> diff --git a/net/l2tp/l2tp_core.c b/net/l2tp/l2tp_core.c
> index 83421c6f0bef..9726e3f37745 100644
> --- a/net/l2tp/l2tp_core.c
> +++ b/net/l2tp/l2tp_core.c
> @@ -1112,11 +1125,32 @@ int l2tp_xmit_skb(struct l2tp_session *session,
> struct sk_buff *skb, int hdr_len
> goto out_unlock;
> }
>
> + /* The user-space may change the connection status for the user-space
> + * provided socket at run time: we must check it under the socket lock
> + */
> + inet = inet_sk(sk);
> + if (tunnel->fd >= 0) {
> + if (sk->sk_state != TCP_ESTABLISHED) {
> + ret = NET_XMIT_DROP;
> + goto out_unlock;
> + }
> +
> +#if IS_ENABLED(CONFIG_IPV6)
> + /* If the uses space changes the ipv4-mapped ipv6 address,
I guess you meant 'user-space'.
> + * the kernel copy of the ipv4 address is not updated.
> + * Refresh it only if needed, to avoid dirtying the socket
> + * on each packet.
> + */
> + if (l2tp_sk_is_v4mapped(sk) &&
> + inet->inet_daddr != sk->sk_v6_daddr.s6_addr32[3])
I can't see how to trigger this condition.
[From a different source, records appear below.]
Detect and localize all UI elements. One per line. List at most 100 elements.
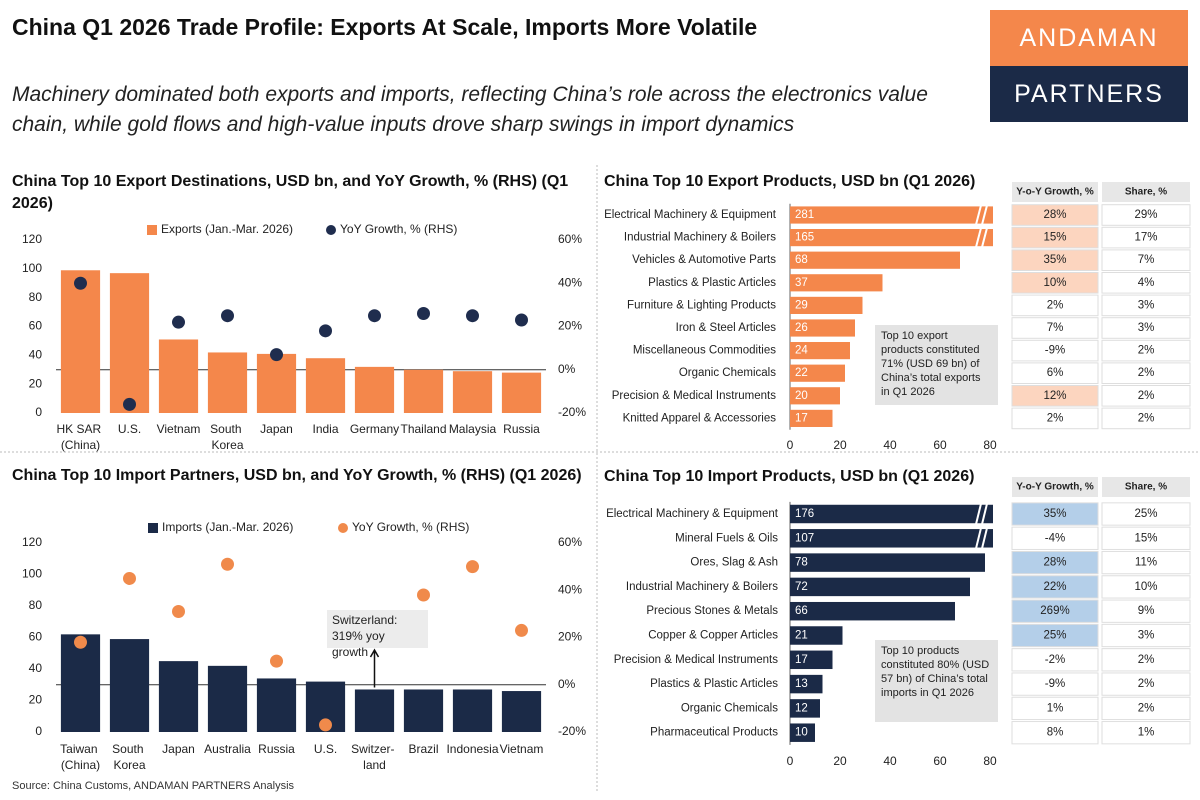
table-value: 29% <box>1134 209 1157 221</box>
value-label: 78 <box>795 557 808 569</box>
dot <box>270 348 283 362</box>
x-tick-label: Taiwan (China) <box>60 742 101 772</box>
table-header: Y-o-Y Growth, % <box>1016 187 1094 198</box>
value-label: 17 <box>795 654 808 666</box>
value-label: 17 <box>795 412 808 424</box>
table-cell <box>1101 294 1191 317</box>
bar <box>790 364 845 382</box>
table-value: 7% <box>1047 322 1064 334</box>
bar <box>790 553 985 572</box>
bar <box>790 342 850 360</box>
x-tick-label: Vietnam <box>500 742 544 756</box>
bar <box>207 352 248 413</box>
bar <box>790 601 955 621</box>
table-value: 35% <box>1043 254 1066 266</box>
table-cell <box>1011 550 1099 575</box>
bar <box>790 229 993 247</box>
category-label: Precision & Medical Instruments <box>614 654 779 666</box>
table-value: 22% <box>1043 581 1066 593</box>
bar <box>452 371 493 413</box>
legend-label: Imports (Jan.-Mar. 2026) <box>162 520 293 534</box>
legend-label: YoY Growth, % (RHS) <box>340 222 457 236</box>
value-label: 26 <box>795 322 808 334</box>
category-label: Electrical Machinery & Equipment <box>606 508 779 520</box>
dot <box>466 560 479 574</box>
chart-title: China Top 10 Export Destinations, USD bn… <box>12 173 569 212</box>
category-label: Plastics & Plastic Articles <box>648 277 776 289</box>
dot <box>74 276 87 290</box>
table-value: 15% <box>1043 232 1066 244</box>
table-value: 28% <box>1043 209 1066 221</box>
table-value: 269% <box>1040 605 1069 617</box>
bar <box>790 723 815 742</box>
table-value: 1% <box>1138 727 1155 739</box>
category-label: Iron & Steel Articles <box>676 322 777 334</box>
table-value: 2% <box>1138 654 1155 666</box>
x-tick-label: U.S. <box>314 742 337 756</box>
table-cell <box>1101 272 1191 294</box>
table-header-cell <box>1102 477 1190 497</box>
axis-break <box>975 503 982 525</box>
value-label: 20 <box>795 390 808 402</box>
annotation: Top 10 products constituted 80% (USD 57 … <box>875 640 998 722</box>
x-tick-label: 0 <box>787 754 794 768</box>
x-tick-label: 20 <box>833 438 847 452</box>
axis-break <box>981 527 988 549</box>
table-cell <box>1101 623 1191 648</box>
table-value: 6% <box>1047 367 1064 379</box>
y-tick-label: 80 <box>29 598 43 612</box>
table-value: -9% <box>1045 678 1065 690</box>
table-value: 2% <box>1138 702 1155 714</box>
bar <box>790 529 993 548</box>
bar <box>207 665 248 732</box>
value-label: 176 <box>795 508 814 520</box>
table-cell <box>1101 526 1191 550</box>
bar <box>790 577 970 597</box>
table-value: 25% <box>1043 630 1066 642</box>
y-tick-label: 60 <box>29 630 43 644</box>
value-label: 22 <box>795 367 808 379</box>
x-tick-label: 60 <box>933 438 947 452</box>
bar <box>403 369 444 413</box>
legend-label: Exports (Jan.-Mar. 2026) <box>161 222 293 236</box>
dot <box>417 588 430 602</box>
x-tick-label: 80 <box>983 438 997 452</box>
table-cell <box>1101 672 1191 696</box>
table-cell <box>1011 502 1099 526</box>
value-label: 72 <box>795 581 808 593</box>
axis-break <box>981 205 988 225</box>
table-value: 35% <box>1043 508 1066 520</box>
table-cell <box>1011 249 1099 271</box>
table-cell <box>1101 407 1191 430</box>
bar <box>501 691 542 732</box>
dot <box>417 307 430 321</box>
table-header-cell <box>1102 182 1190 202</box>
bar <box>501 372 542 413</box>
overflow-arrow <box>369 648 380 688</box>
table-cell <box>1011 204 1099 226</box>
value-label: 281 <box>795 209 814 221</box>
table-value: 1% <box>1047 702 1064 714</box>
y-tick-label: 40 <box>29 661 43 675</box>
axis-break <box>981 503 988 525</box>
table-cell <box>1101 204 1191 226</box>
category-label: Precious Stones & Metals <box>646 605 778 617</box>
table-cell <box>1011 362 1099 384</box>
value-label: 37 <box>795 277 808 289</box>
table-value: 28% <box>1043 557 1066 569</box>
y-tick-label: 100 <box>22 567 42 581</box>
y-tick-label: 20 <box>29 376 43 390</box>
x-tick-label: Australia <box>204 742 251 756</box>
x-tick-label: Brazil <box>408 742 438 756</box>
dot <box>172 605 185 619</box>
bar <box>109 639 150 732</box>
y-tick-label: 120 <box>22 535 42 549</box>
table-value: 7% <box>1138 254 1155 266</box>
bar <box>60 634 101 732</box>
y2-tick-label: 0% <box>558 677 576 691</box>
value-label: 29 <box>795 299 808 311</box>
bar <box>790 251 960 269</box>
table-cell <box>1101 249 1191 271</box>
x-tick-label: South Korea <box>112 742 147 772</box>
Re-connecting the socket
doesn't do, as __ip6_datagram_connect() already updates both
->inet_daddr and ->sk_v6_daddr.
> @@ -1131,7 +1165,7 @@ int l2tp_xmit_skb(struct l2tp_session *session, struct
> sk_buff *skb, int hdr_len
>
> /* Calculate UDP checksum if configured to do so */
> #if IS_ENABLED(CONFIG_IPV6)
> - if (sk->sk_family == PF_INET6 && !tunnel->v4mapped)
> + if (l2tp_sk_is_v6(sk))
> udp6_set_csum(udp_get_no_check6_tx(sk),
> skb, &inet6_sk(sk)->saddr,
> &sk->sk_v6_daddr, udp_len);
> @@ -1449,6 +1483,14 @@ int l2tp_tunnel_create(struct net *net, int fd, int
> version, u32 tunnel_id, u32
> err = -EINVAL;
> goto err;
> }
> +
> + /* Reject unconnected sockets */
> + if (sock->sk->sk_state != TCP_ESTABLISHED) {
> + pr_debug("tunl %u: sock fd=%d is unconnected\n",
> + tunnel_id, fd);
> + err = -EINVAL;
-ENOTCONN looks more appropriate. And BTW, the socket isn't locked here.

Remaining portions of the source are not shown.